図4に示すように、157ppmの速度では、シートのピッチタイムは0.381秒(381ms)である。公称では、シートを集める時間は約0.260秒(260ms)必要とする。これではシート間で0.121秒足りなくなる、すなわち、ホチキス止めを行い、排出を行うには不十分である。ホチキス止めには約0.180秒必要であり、排出まで行うためにはさらに約0.150秒必要となる。したがって、ホチキス止めと排出には約0.330秒必要となる。次のシート(次のセットの第1のシート)がコンパイラに入ってくるまでにこれらの機能を完了させなければならない。セット内の最初の数枚のシート(通常は、2枚のシート、随意的には、3枚のシート)が低速(約650mm/s)で維持されるよう、これらのシートを位置合わせ部に通し、かつ部分的に時間調整用搬送部に通し時間調整(バッファリング)を行う。あるポイントで時間調整ニップ56および74により、シートは加速され、VGTでは約1380mm/sコンパイリング速度になる。これらのシートを用紙経路でバッファリングを行って(すなわち、遅らせて)、先行する用紙セットのホチキス止めおよび排出の機能を完了させるよう、時間を自由に操作する。バッファリングにより、時間調整搬送部で約0.110秒の時間をシートごとに確保する。この限度は、シートの後端と次のシート先端の間の許容可能な最短距離に基づいて決まる。さらにこの限度は、VGT速度およびベルトのピッチ長により決定される。時間調整搬送部で2枚のシートをバッファリングすることで、0.220秒を確保する。この0.220秒を0.121秒に加えることで、シートを集めた後に0.341秒の時間を産み出すことができる。ホチキス止めと排出には、0.330秒かかる。したがって、次のシートがコンパイラに入る直前に、これらの機能を完了させることが可能である。
【0034】
図4には、時間調整システムが示されている。最初の列には、シート経路18内を一定の速度で移動する4枚のシート12が表されている。これらのシートを、コンパイラの位置合わせ端に到達したシートとする。

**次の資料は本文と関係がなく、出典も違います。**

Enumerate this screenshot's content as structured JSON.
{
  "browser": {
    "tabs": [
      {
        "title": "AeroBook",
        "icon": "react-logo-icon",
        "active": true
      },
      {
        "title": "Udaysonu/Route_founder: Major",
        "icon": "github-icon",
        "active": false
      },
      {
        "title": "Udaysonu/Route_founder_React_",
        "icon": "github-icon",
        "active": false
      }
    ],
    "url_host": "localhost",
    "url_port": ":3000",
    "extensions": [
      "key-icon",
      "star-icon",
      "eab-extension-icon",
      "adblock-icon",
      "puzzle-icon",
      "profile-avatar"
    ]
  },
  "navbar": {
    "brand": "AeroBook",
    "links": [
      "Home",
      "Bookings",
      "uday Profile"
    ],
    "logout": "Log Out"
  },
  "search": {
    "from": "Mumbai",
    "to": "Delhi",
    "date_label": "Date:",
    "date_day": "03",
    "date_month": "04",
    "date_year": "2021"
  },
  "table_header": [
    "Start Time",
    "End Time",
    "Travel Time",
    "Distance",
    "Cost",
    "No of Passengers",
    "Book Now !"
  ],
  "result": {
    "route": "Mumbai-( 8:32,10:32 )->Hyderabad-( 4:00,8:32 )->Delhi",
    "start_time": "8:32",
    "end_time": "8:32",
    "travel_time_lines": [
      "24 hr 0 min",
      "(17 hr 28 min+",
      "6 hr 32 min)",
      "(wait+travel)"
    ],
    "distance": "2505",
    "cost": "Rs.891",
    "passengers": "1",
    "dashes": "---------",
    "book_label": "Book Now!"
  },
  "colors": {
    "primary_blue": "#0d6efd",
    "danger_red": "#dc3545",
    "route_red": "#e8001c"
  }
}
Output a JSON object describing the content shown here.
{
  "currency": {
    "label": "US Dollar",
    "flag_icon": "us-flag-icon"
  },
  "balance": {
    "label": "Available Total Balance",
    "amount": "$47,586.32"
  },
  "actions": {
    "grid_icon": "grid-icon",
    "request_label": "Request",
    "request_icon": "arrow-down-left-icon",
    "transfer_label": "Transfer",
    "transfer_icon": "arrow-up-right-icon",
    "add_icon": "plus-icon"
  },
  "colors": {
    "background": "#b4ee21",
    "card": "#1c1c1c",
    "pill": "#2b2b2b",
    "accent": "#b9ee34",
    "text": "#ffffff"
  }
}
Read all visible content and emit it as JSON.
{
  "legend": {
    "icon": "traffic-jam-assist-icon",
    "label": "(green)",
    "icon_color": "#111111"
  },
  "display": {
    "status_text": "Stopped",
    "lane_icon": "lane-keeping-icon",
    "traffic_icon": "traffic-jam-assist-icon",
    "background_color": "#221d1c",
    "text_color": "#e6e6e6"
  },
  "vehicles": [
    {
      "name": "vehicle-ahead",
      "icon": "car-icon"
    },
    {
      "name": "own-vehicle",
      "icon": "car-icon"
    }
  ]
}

図4の最初の列で示す通り、これらのシートは0.381秒(すなわち、381ms)のピッチタイムの間隔で進んでいる。用紙セットの最後のシート(シートN)が経路内を通過するとき、その次のシート(セット2のシート1)は他のシートとは異なって処理される。具体的には、このシートは位置合わせニップ36にて減速され、その低速で維持される。その次のシート(セット2のシート2)も位置合わせニップ36で減速され、その低速を維持される。VGTの限度のため、ピッチタイムが0.271秒(271ms)に圧縮される。2枚のシートを時間調整(バッファリング)することにより、ホチキス止め、および排出の時間が0.220秒(220ms)確保される。このことは、
図4の第2の列で図示よって表されている。次いで、シート1およびシート2は、VGTに入る直前にコンパイリング速度まで加速される。尚、
図4では、1.143秒(1143ms)の用紙セット間のトータルのピッチタイムは変化していない。したがって、この時間調整用シート・バッファリング・システムにより、ホチキス止め、および排出のために必要な付加的な時間が確保されるが、一方で157ppmの速い生産速度は維持されている。